Though the Sudong-ni toll on the Marines was sixty KIA and over three-hundred WIA, Litzenberg's out-numbered regiment made the ChiComs pay a stiff price. More than two days of heavy combat found China's decimated 124th Infantry Division fleeing north, rendered hors de combat for the balance of the war.

Prior to the Sudong-ni clash, Colonel Litzenberg had impressed on his officers the importance of inflicting a telling defeat on the Red Chinese in their first meeting. Apparently the impact of the Sudong-ni defeat did cause the Chinese to change tactics. In the ensuing Chosin Reservoir actions, rather than sporadic piecemeal attacks, they craftily allowed the Marine division to advance unopposed to the Chosin, then encircled the division. The Red Chinese leadership had hoped to achieve a monumental military and political coup by being the first to utterly destroy a Marine division, America's elite fighting force. As history shows, the Marines fighting spirit and leadership prevailed in a memorable breakout through eight to ten Chinese divisions.

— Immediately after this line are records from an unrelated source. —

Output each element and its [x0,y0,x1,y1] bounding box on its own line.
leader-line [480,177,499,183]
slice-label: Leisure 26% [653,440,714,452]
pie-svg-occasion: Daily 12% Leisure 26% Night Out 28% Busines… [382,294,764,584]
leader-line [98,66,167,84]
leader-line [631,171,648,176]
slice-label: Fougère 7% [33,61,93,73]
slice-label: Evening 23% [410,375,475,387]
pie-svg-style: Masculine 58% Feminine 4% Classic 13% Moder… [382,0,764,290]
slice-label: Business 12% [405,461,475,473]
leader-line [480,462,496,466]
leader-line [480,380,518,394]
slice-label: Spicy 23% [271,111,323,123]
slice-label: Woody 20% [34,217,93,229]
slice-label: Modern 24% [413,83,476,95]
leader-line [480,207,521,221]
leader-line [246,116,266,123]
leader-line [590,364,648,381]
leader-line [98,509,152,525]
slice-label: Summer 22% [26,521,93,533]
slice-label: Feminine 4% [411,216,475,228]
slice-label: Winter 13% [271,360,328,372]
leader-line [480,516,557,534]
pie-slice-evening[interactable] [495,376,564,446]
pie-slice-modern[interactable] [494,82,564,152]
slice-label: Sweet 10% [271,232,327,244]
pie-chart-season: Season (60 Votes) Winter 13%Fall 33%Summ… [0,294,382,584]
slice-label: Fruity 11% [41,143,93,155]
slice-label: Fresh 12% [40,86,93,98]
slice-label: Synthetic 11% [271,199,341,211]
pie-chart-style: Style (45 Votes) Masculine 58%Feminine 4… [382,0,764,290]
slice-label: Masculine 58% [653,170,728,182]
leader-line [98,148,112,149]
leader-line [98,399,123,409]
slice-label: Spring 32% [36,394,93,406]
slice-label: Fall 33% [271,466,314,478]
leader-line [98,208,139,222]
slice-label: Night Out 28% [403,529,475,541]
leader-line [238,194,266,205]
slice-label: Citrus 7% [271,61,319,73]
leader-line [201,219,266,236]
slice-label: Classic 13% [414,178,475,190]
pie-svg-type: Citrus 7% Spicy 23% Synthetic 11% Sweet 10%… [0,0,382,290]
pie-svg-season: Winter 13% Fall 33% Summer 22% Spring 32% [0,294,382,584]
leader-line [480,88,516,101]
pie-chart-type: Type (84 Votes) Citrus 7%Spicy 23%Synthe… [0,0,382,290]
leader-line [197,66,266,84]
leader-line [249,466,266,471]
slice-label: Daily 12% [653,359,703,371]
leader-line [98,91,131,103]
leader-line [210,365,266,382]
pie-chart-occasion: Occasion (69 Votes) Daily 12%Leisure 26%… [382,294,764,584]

[editorial note: despite the Marine Corps' new amphibious warfare doctrine, as exemplified in the Pacific Theater during World War II, President Truman wanted to know "Why does the Navy need its own army?" during the post-WWII reorganization, with the implication of its disbandment; but the sterling performance of the Marines acting as a 'fire brigade' in the Pusan perimeter convinced him of their worth! ... on the other hand, General MacArthur denied the recommendation for the Marines to be awarded the Presidential Unit Citation, saying that "They already have enough medals!", thus the Marines achieved the distinction of being the only combat unit to fight in the Korean War that was not so honored]

by Stanley Modrak
... who is a former Marine combat veteran, now writing freelance; his work has appeared previously in this periodical.